Downtown complex will be included, ranked through strategic planning sessions
By Katie Tabeling | Aug 03, 2017
Courtesy of: Susan Petito

(Aug. 4, 2017) Despite a final appeal to hire an architect to begin drafting plans for the Third Street recreation complex, the Ocean City councilmen who constitute the Recreation and Parks Commission held firm on their decision to bring the matter before the full council.

Recreation and Parks Director Susan Petito met with Councilmen John Gehrig and Wayne Hartman on Tuesday to present a rough rendering of the downtown facility. The drawing was not to serve as an official plan, but as a visual aid to show the footprint of various amenities that the commission discussed.

“My goal is not to be too held up on what could be done, because there are many things that could be done,” Petito said. “It’s what was said at the last meeting: we really need to know what our goal is for these parks and what kind of amenities do we have in mind.”

Two renderings showed different options: one where the basketball courts were adjacent to Fourth Street and the other near Second Street. Both options showed an expanded skate park and one tennis court.

Because of the impending construction for the tram facility at Second Street, the city will have to demolish both tennis courts on Third Street. Under an agreement with the Department of Natural Resources Open Space Program, the resort must rebuild one tennis court because state recreation money is involved.

There is no time requirement attached to that stipulation, but Petito said there some other strings are.

“There is a requirement that we send the DNR a letter to provide a commitment that we will replace it,” she said. “There’s one year left that we’re required to have the court, so … if it took us two years to replace it, the new court would have to stay for three years. The disadvantage is not moving the tennis courts within a year or two is that the town could potentially fall out of favor for future DNR funding.”

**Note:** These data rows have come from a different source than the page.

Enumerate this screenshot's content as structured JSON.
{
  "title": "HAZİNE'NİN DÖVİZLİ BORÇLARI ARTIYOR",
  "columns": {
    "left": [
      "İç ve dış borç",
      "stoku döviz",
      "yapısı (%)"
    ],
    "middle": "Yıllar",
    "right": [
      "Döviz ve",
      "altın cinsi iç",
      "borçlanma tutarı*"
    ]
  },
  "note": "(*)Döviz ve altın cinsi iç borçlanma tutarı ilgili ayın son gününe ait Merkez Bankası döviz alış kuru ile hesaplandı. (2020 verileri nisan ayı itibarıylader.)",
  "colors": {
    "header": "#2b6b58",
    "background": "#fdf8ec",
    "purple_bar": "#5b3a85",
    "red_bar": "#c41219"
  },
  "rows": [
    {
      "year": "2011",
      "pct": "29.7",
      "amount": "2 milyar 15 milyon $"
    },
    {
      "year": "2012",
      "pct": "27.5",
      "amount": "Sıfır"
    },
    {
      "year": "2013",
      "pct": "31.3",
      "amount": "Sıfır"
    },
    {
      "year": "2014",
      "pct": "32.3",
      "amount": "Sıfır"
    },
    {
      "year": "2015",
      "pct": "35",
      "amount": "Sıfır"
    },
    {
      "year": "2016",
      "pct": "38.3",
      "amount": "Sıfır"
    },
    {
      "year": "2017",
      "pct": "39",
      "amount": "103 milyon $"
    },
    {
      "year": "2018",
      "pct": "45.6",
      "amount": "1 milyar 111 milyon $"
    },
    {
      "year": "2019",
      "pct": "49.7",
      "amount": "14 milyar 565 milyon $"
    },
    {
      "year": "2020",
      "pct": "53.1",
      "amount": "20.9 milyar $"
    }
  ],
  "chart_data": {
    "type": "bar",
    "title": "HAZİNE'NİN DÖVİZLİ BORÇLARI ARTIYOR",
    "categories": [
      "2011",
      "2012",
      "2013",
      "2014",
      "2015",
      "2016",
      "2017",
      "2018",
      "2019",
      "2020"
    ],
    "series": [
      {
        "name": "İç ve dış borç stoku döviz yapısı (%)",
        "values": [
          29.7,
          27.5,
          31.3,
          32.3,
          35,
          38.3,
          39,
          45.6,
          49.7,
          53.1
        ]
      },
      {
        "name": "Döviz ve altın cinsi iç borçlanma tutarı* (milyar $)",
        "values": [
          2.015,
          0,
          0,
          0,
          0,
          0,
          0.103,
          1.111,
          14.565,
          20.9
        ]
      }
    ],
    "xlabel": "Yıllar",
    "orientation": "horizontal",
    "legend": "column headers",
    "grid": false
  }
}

Petito then asked the commission again to bring an architect on board to help sketch out where the tennis courts would go, considering other possible features.

“From my perspective, I would like the mayor and City Council to give us permission to get started on the design, if not the whole park, then just the side where we want to put the tennis court ... ultimately, you don’t want to haphazardly place a tennis court because you have to build one. If you wanted to move forward in phases, that could also be an option,” she said.

Hartman again opposed drafting a plan, arguing that there were too many moving pieces at play for him to feel comfortable locking the city into a course of action.

One of those pieces include the pickleball courts that will be funded by a DNR grant, as soon as the state’s capital budget passes. In Hartman’s eyes, the pickleball courts could also be moved to the Third Street park, even though the state approved the funding request specifically for Gorman Park on 136th Street.

“With all the moving pieces, it doesn’t make sense to move forward with an architect,” he said. “I think this needs to be brought to the whole council during strategic planning sessions to see where the master parks plan is.”

“The tennis court still needs to be master planned into the park,” Petito responded. “I don’t think you can say ‘the court goes here or there,’ because you don’t have a plan for the park. Because you don’t have a plan for the park, you could be putting the court in a location that, ultimately, may not be the best place when you plan the entire park.”

Hartman said that if the full council ranks the master parks plan as a low priority item, then it could be years before the government takes any planning action or designates any funding. Gehrig agreed with waiting.

“We just need to see what everyone wants,” Gehrig said. “We need to see where council wants to spend money.”

The councilmen agreed the next step would be to see what the uptown community’s thoughts are on the pickleball courts for Gorman Park, which would come out of a meeting at the end of this month.

In the meantime, all master park plan discussions until Strategic Planning sessions in late September, when the council will be asked to rank amenities for the Third Street recreation facility.

Toward the end of the meeting, Petito reiterated her stance that the city would need to spend money to realize fully what could be done for the downtown park — and time is running out.

“We need to spend the money to have a park design that you support so that you can build into this plan and have some sort of timeline,” she said. “You’re strapped by some requirements by accepting grant funding. Even if you’re looking at one block of space, I believe you have to plan that one block of space.”